# Общий раздел > Новости, факты и мнения > Интересно знать >  «Незапланированные» покупки «планируются» заранее

## Irina

*ПИТТСБУРГ, 8 мая. Любопытными результатами полевого исследования, проведённого в нескольких магазинах Техаса, поделились учёные из университетов Питтсбурга и Бейлора.*

Как передает Membrana.ru, авторы опыта встречали покупателей на входе в магазин и спрашивали, что люди намерены приобрести, сколько рассчитывают потратить денег на запланированные товары и какую сумму готовы в итоге оставить на кассе. На выходе покупатели демонстрировали приобретённое, показывали чеки и снова отвечали на вопросы.

В ходе эксперимента выяснилось, что более 75% опрошенных заранее закладывали в бюджет незапланированные покупки и, что удивительно, очень точно предсказывали, сколько денег они оставят в магазине. В среднем разница между запланированными и незапланированными расходами составила всего лишь 47 центов.

Учёные пришли к выводу, что потр***тели ожидают «забытых потребностей», понимают, что им придётся столкнуться с «незапланированными желаниями» и даже рассчитывают сделать «импульсивные покупки».

Статья с подробной информацией об эксперименте будет опубликована в августовском номере Journal of Consumer Research. И, как ожидается, будет полезна маркетологам.

Напомним, ранее сотрудники исследовательской компании OnePoll вычислили, что каждая женщина тратит на шопинг почти 400 часов в год. Таким образом, дамы проводят в магазинах почти три года своей жизни.

В среднем 2 тысячи женщин, принявших участие в исследовании, совершают 301 поход по магазинам в год. Общая продолжительность женского шопинга при этом составляет 399 часов и 46 минут в год. То есть каждый год в магазинах представительницы прекрасной половины человечества проводят более 16 дней. Как подсчитали в OnePoll, за 63 года таким образом набирается по 2 года 10 месяцев шопинга на каждую даму.

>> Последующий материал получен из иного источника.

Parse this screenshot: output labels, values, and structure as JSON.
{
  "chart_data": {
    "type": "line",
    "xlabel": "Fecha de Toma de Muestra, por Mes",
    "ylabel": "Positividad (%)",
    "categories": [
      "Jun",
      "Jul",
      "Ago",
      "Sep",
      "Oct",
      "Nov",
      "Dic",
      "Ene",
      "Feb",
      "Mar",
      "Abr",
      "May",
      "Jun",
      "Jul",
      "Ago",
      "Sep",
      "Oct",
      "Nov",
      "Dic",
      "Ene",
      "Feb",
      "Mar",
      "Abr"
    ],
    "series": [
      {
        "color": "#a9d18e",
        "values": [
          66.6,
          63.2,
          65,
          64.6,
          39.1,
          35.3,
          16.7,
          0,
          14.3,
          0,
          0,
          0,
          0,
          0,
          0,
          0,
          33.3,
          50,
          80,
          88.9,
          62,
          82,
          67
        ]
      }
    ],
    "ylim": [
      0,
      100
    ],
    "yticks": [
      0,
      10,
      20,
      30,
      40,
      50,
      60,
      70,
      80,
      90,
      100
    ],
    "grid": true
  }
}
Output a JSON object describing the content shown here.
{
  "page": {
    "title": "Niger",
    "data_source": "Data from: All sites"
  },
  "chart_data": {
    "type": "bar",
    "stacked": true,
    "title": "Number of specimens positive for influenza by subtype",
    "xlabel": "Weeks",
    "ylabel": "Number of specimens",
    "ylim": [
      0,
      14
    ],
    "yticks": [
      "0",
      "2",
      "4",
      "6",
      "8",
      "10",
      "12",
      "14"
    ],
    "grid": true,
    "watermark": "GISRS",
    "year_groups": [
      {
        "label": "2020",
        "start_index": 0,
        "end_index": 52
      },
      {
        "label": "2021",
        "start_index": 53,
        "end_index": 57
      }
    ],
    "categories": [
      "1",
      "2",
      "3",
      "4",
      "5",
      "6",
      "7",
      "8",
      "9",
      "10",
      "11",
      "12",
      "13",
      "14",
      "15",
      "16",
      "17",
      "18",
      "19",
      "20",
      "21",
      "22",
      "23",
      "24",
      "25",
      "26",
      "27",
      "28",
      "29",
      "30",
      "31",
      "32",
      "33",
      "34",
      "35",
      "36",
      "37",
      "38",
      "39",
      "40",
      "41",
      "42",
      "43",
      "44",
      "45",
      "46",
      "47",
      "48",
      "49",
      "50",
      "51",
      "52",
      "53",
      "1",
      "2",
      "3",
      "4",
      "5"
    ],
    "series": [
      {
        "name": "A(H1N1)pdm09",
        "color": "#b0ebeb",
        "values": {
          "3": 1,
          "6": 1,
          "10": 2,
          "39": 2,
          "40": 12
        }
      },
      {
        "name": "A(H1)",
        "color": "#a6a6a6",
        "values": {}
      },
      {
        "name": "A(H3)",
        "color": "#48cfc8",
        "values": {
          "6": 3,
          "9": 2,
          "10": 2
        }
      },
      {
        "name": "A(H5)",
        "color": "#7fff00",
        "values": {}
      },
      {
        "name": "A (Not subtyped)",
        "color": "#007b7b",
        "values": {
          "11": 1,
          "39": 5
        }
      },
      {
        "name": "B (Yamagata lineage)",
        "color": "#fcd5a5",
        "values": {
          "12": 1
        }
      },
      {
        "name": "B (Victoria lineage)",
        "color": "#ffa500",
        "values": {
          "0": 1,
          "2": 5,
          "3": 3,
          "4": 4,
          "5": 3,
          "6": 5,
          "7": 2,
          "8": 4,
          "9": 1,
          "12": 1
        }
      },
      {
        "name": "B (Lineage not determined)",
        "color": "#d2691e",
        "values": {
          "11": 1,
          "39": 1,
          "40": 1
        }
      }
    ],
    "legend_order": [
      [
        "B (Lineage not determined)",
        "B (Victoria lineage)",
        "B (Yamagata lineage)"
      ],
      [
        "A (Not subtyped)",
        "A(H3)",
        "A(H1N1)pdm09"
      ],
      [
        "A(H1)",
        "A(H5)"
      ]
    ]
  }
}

Ежегодно покупка одежды и приобретение еды отнимают у женщин примерно равное время. Так, на 84 посещения продуктовых магазинов в год они тратят 94 часа и 55 минут, а на 30 походов по магазинам одежды — 100 часов и 48 минут. Впрочем, если сюда приплюсовать также покупку обуви (40 часов 30 минут в год), аксессуаров (29 часов 31 минута), не говоря уж о праздном рассматривании витрин (48 часов и 51 минута), то результат будет уже совсем иным. Большую часть из 25 тысяч 184 часов и 53 минут, которые женщины тратят на шопинг, приходятся именно на покупки модных вещей.

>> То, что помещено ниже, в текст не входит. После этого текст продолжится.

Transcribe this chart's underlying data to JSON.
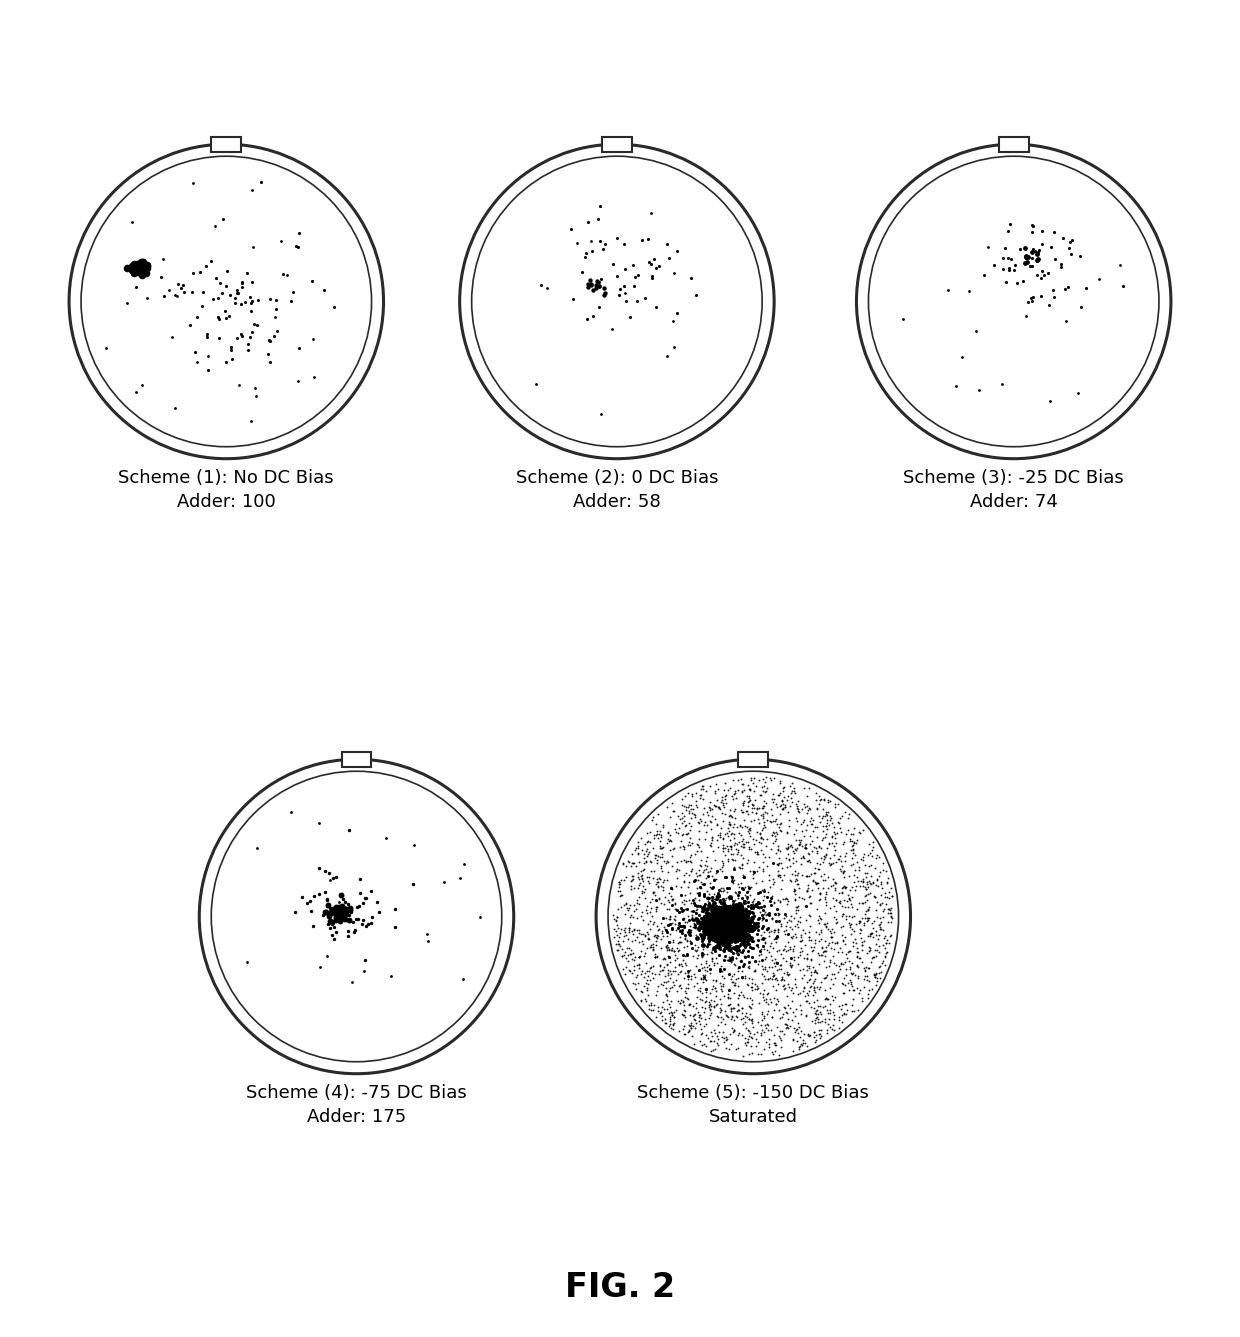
{
  "panels": [
    {
      "title_line1": "Scheme (1): No DC Bias",
      "title_line2": "Adder: 100",
      "row": 1,
      "col": 0,
      "seed": 42
    },
    {
      "title_line1": "Scheme (2): 0 DC Bias",
      "title_line2": "Adder: 58",
      "row": 1,
      "col": 1,
      "seed": 123
    },
    {
      "title_line1": "Scheme (3): -25 DC Bias",
      "title_line2": "Adder: 74",
      "row": 1,
      "col": 2,
      "seed": 77
    },
    {
      "title_line1": "Scheme (4): -75 DC Bias",
      "title_line2": "Adder: 175",
      "row": 2,
      "col": 0,
      "seed": 55
    },
    {
      "title_line1": "Scheme (5): -150 DC Bias",
      "title_line2": "Saturated",
      "row": 2,
      "col": 1,
      "seed": 99
    }
  ],
  "fig_title": "FIG. 2",
  "background": "#ffffff",
  "title_fontsize": 13,
  "fig_title_fontsize": 24
}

Кроме того, выяснили авторы исследования, 31 час 21 минуту в год женщины тратят на покупку книг, 17 часов и 33 минуты выбирают и приобретают парфюмерию и косметику, а 36 часов и 21 минуту ежегодно тратят на покупку подарков.

----------


## Irina

> В среднем разница между запланированными и незапланированными расходами составила всего лишь 47 центов.


Если бы у  нас проводился такой опрос, думаю такой мелкой суммой дело не обошлось бы. У нас люди более импульсивные по характеру.

----------